Required MCP Servers

• lightspeed-mcp - Red Hat Lightspeed platform access for system inventory and CVE data

Required MCP Tools

• get_host_details (from lightspeed-mcp) - Retrieve all registered systems with metadata

  • Parameters: Optional filters (system_id, hostname_pattern, tags, operating_system)
  • Returns: List of systems with id, display_name, fqdn, rhel_version, tags, stale status

• get_cve_systems (from lightspeed-mcp) - Find systems affected by specific CVEs

  • Parameters: cve_id (string, format: CVE-YYYY-NNNNN)
  • Returns: List of affected systems with vulnerability and remediation status

Related Skills

• mcp-lightspeed-validator - PREREQUISITE - Validates Lightspeed MCP server configuration and connectivity

  • Use before: ALL fleet-inventory operations (Step 0 in workflow)
  • Purpose: Ensures MCP server is available before attempting tool calls
  • Prevents errors from missing configuration or credentials

• cve-impact - Analyze CVE severity and risk after identifying affected systems

  • Use after: "What systems are affected by CVE-X?" → "What's the risk of CVE-X?"

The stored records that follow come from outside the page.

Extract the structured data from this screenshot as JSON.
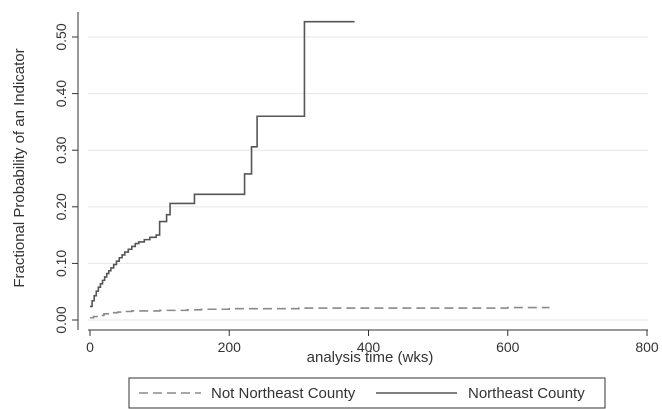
{
  "chart_data": {
    "type": "line",
    "subtype": "step",
    "xlabel": "analysis time (wks)",
    "ylabel": "Fractional Probability of an Indicator",
    "xlim": [
      0,
      800
    ],
    "ylim": [
      0,
      0.55
    ],
    "x_ticks": [
      {
        "value": 0,
        "label": "0"
      },
      {
        "value": 200,
        "label": "200"
      },
      {
        "value": 400,
        "label": "400"
      },
      {
        "value": 600,
        "label": "600"
      },
      {
        "value": 800,
        "label": "800"
      }
    ],
    "y_ticks": [
      {
        "value": 0.0,
        "label": "0.00"
      },
      {
        "value": 0.1,
        "label": "0.10"
      },
      {
        "value": 0.2,
        "label": "0.20"
      },
      {
        "value": 0.3,
        "label": "0.30"
      },
      {
        "value": 0.4,
        "label": "0.40"
      },
      {
        "value": 0.5,
        "label": "0.50"
      }
    ],
    "grid": "horizontal",
    "legend_position": "bottom",
    "series": [
      {
        "name": "Not Northeast County",
        "style": "dashed",
        "color": "#8a8a8a",
        "x": [
          0,
          5,
          10,
          20,
          30,
          40,
          50,
          60,
          80,
          100,
          120,
          140,
          160,
          180,
          200,
          250,
          300,
          400,
          500,
          600,
          660
        ],
        "y": [
          0.004,
          0.006,
          0.008,
          0.011,
          0.013,
          0.014,
          0.015,
          0.016,
          0.016,
          0.017,
          0.017,
          0.018,
          0.019,
          0.019,
          0.02,
          0.02,
          0.021,
          0.021,
          0.021,
          0.022,
          0.022
        ]
      },
      {
        "name": "Northeast County",
        "style": "solid",
        "color": "#555555",
        "x": [
          0,
          3,
          6,
          9,
          12,
          15,
          18,
          21,
          24,
          27,
          30,
          34,
          38,
          42,
          46,
          50,
          55,
          60,
          65,
          70,
          78,
          86,
          95,
          100,
          110,
          115,
          145,
          150,
          218,
          222,
          232,
          236,
          240,
          305,
          308,
          380
        ],
        "y": [
          0.024,
          0.034,
          0.043,
          0.051,
          0.058,
          0.064,
          0.07,
          0.076,
          0.082,
          0.087,
          0.092,
          0.098,
          0.104,
          0.11,
          0.115,
          0.12,
          0.125,
          0.13,
          0.135,
          0.138,
          0.142,
          0.146,
          0.15,
          0.174,
          0.186,
          0.206,
          0.206,
          0.222,
          0.222,
          0.258,
          0.306,
          0.306,
          0.36,
          0.36,
          0.527,
          0.527
        ]
      }
    ]
  }
}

• cve-validation - Validate CVE IDs before querying affected systems

  • Use before: If CVE ID format is unclear, validate first

• system-context - Get detailed system configuration for specific hosts

  • Use after: Fleet discovery identifies systems needing deeper investigation

• /remediation (skill) - Transition to remediation workflows after discovery

  • Use after: "Show affected systems" → "Remediate those systems"

Reference Documentation

• insights-api.md - Red Hat Lightspeed API patterns and response formats
• fleet-management.md - System inventory best practices and filtering strategies

Skill Orchestration Pattern

Information-First Workflow:

User Query: "Show the managed fleet"
    ↓
fleet-inventory skill (discovery)
    ↓
Systems identified: 42 total, 15 affected by CVE-2024-1234
    ↓
User: "What's the risk of CVE-2024-1234?"
    ↓
cve-impact skill (analysis)
    ↓
CVSS 8.1, Critical severity, affects httpd package
    ↓
User: "Remediate CVE-2024-1234 on all production systems"
    ↓
`/remediation` skill (action)
    ↓
Playbook generated and executed

Key Principle: Always start with discovery before taking remediation actions. This ensures informed decisions based on actual fleet state.

Output, Examples, Error Handling

Read references/03-output-templates.md for report format. Read references/04-examples.md for fleet, CVE-affected, and environment-filter examples. Read references/05-error-handling.md for no-results, API errors, and stale system handling.

Best Practices

Start broad then filter; group by environment/RHEL/tier; highlight stale systems; offer /remediation transitions; use tables and percentages; declare document consultations; verify prerequisites first.